Tuman emphasizes that none of these points suggest employing caregivers and people with disabilities has a negative effect on a company. In fact, research has shown that a majority of employee caregivers are senior level and likely some of the highest-performing talent in an organization.

When asked to rate which benefits are most important to them, employees list three typical top choices:good medical insurance, a generous retirement plan and ample paid time off. However, in addition to these, there are other benefits and resources that especially appeal to caregivers and employees with disabilities and special needs. These benefits include:

  • Legal benefits. More than half of employees with disabilities and special needs and caregivers rate this as an important benefit, as they may have additional considerations that drive demand for legal services.
  • Health saving accounts and flexible spending accounts.

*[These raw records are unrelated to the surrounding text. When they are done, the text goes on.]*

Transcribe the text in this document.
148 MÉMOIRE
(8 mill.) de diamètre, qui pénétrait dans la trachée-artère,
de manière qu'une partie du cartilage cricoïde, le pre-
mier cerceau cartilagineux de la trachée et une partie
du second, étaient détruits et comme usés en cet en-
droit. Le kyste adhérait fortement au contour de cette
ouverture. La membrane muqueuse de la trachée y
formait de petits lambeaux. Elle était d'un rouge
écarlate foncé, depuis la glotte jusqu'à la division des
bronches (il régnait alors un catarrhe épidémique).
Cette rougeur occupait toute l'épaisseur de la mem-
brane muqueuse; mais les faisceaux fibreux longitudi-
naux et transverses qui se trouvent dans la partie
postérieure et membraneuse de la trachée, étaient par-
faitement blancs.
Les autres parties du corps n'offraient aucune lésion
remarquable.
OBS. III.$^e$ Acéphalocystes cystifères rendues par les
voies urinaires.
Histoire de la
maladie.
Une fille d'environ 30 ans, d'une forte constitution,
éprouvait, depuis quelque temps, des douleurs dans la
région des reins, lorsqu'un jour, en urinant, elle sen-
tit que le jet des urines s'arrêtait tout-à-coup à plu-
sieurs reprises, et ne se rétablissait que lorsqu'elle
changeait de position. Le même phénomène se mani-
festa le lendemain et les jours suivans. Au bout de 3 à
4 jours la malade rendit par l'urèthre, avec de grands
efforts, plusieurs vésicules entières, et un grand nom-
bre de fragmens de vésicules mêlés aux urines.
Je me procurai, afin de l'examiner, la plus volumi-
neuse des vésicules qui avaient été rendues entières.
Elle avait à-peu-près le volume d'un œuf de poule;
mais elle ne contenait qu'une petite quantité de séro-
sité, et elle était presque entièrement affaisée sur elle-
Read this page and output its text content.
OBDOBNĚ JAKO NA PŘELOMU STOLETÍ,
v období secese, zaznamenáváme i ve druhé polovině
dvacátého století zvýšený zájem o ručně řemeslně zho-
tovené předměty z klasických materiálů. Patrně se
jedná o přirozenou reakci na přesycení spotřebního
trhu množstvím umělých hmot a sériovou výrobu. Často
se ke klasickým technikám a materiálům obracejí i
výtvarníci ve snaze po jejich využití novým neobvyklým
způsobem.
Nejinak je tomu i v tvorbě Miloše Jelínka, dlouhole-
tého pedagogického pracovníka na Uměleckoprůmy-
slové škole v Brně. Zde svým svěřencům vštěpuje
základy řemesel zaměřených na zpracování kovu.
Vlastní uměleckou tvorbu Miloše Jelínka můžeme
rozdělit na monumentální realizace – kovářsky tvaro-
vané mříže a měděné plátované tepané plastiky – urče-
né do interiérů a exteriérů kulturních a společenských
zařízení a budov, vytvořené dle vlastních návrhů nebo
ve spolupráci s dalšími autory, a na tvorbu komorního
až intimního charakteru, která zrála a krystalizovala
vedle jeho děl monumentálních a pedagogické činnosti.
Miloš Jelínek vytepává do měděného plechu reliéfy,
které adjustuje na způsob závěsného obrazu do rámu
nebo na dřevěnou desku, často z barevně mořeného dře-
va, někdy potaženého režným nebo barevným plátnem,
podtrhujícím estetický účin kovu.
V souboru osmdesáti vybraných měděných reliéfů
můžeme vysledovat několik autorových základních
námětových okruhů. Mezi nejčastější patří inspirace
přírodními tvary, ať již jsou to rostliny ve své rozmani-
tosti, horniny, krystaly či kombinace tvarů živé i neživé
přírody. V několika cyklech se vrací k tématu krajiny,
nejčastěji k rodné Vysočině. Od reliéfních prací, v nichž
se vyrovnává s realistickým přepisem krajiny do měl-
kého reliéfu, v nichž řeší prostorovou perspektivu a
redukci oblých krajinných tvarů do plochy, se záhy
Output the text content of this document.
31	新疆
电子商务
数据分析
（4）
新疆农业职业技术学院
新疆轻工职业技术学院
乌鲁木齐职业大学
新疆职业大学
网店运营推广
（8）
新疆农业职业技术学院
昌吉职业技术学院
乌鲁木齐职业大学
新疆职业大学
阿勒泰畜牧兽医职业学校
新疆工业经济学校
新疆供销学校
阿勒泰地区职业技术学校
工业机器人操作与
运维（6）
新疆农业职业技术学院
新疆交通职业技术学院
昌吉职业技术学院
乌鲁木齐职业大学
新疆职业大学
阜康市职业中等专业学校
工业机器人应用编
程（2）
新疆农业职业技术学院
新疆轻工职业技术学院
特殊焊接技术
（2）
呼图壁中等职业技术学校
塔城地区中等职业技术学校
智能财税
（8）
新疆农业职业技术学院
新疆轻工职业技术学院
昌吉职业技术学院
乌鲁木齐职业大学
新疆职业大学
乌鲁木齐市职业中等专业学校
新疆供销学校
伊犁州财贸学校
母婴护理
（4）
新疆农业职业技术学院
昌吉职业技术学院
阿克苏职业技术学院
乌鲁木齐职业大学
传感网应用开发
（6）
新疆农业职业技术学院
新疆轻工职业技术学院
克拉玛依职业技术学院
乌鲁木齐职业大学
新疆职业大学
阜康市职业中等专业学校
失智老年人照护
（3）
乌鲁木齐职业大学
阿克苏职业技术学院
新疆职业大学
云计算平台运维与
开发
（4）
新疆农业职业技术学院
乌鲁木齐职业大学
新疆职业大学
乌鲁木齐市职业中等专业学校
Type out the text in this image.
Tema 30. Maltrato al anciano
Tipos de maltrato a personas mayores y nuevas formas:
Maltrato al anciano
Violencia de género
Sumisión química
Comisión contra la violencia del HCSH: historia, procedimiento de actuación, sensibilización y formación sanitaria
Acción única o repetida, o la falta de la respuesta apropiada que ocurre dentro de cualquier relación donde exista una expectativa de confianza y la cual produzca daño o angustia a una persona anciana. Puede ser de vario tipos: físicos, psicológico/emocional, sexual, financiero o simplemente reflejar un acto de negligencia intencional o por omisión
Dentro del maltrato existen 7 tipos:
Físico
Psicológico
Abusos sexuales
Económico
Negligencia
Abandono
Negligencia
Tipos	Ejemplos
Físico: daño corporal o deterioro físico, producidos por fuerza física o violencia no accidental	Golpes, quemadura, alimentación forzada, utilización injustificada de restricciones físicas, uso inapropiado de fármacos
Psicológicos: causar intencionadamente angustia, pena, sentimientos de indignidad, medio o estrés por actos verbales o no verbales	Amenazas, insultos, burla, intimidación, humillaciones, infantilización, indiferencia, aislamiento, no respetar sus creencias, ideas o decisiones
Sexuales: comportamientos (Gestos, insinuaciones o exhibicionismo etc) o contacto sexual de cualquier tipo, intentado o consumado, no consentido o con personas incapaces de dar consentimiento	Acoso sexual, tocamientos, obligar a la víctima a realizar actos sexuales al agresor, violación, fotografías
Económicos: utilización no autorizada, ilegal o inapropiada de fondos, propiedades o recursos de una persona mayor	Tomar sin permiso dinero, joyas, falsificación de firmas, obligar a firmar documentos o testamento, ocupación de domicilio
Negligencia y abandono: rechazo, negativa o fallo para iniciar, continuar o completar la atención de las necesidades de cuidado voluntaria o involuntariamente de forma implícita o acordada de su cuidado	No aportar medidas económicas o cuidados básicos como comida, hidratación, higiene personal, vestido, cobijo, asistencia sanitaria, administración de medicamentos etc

All employees, especially individuals with disabilities and special needs and caregivers, value tax-advantaged benefits that help them save for current and future expenses.
  • Disability and long-term care insurance. A large majority of caregivers and individuals with disabilities (80%) rate disability insurance and long-term care insurance as important benefits.
  • Assistance finding providers and resources. Offering a care concierge benefit that helps caregivers find service providers and resources in their area can help relieve the stress and time demands that may otherwise detract from productivity.

“I can tell you, as a manager myself, just how important some of these benefits can be to individuals who are feeling the caregiver squeeze,” Tuman says. “Providing support and flexibility is one of the best ways to build employee loyalty. It’s not even about giving them so much extra money or time off. It’s the fact that they know their employer has their back and that they can get the emotional support they need.”

In addition to addressing these issues, Tuman says, Voya Cares is also focusing on a category of employees called “career extenders.” These are people working past what would be considered a typical retirement age, as they are either not financially ready to retire or voluntarily continuing a successful career. Voya Cares’ research shows nearly 20% of Americans over age 65—a total of 10.6 million people—are either working or looking for work, representing a 57-year high.

“These employees are hoping for support with efficiently accessing things like Medicare and Social Security, while also navigating their need to draw required minimum distributions from retirement plans,” Tuman says. “The financial picture they face can be quite complicated, and employers should be taking steps to help them.”

These steps include providing older employees with targeted education and access to high-quality financial advice. Further, for those working past retirement age who wish to accumulate more retirement savings, individual retirement accounts offer a few ways to build their nest eggs. Catch-up contributions, available to those age 50 or older, increase the amount that career extenders can save in IRAs. Often overlooked, these additional contributions above the standard limit can make a big difference later in life.

Many career extenders have multiple streams of income, potentially from a pension or Social Security, coming on top of their earned income. As a result, they may have excess cash after paying for their monthly expenses. As such, contributing to an IRA may be an option to invest a portion of their additional cash flow, while benefiting from tax reductions.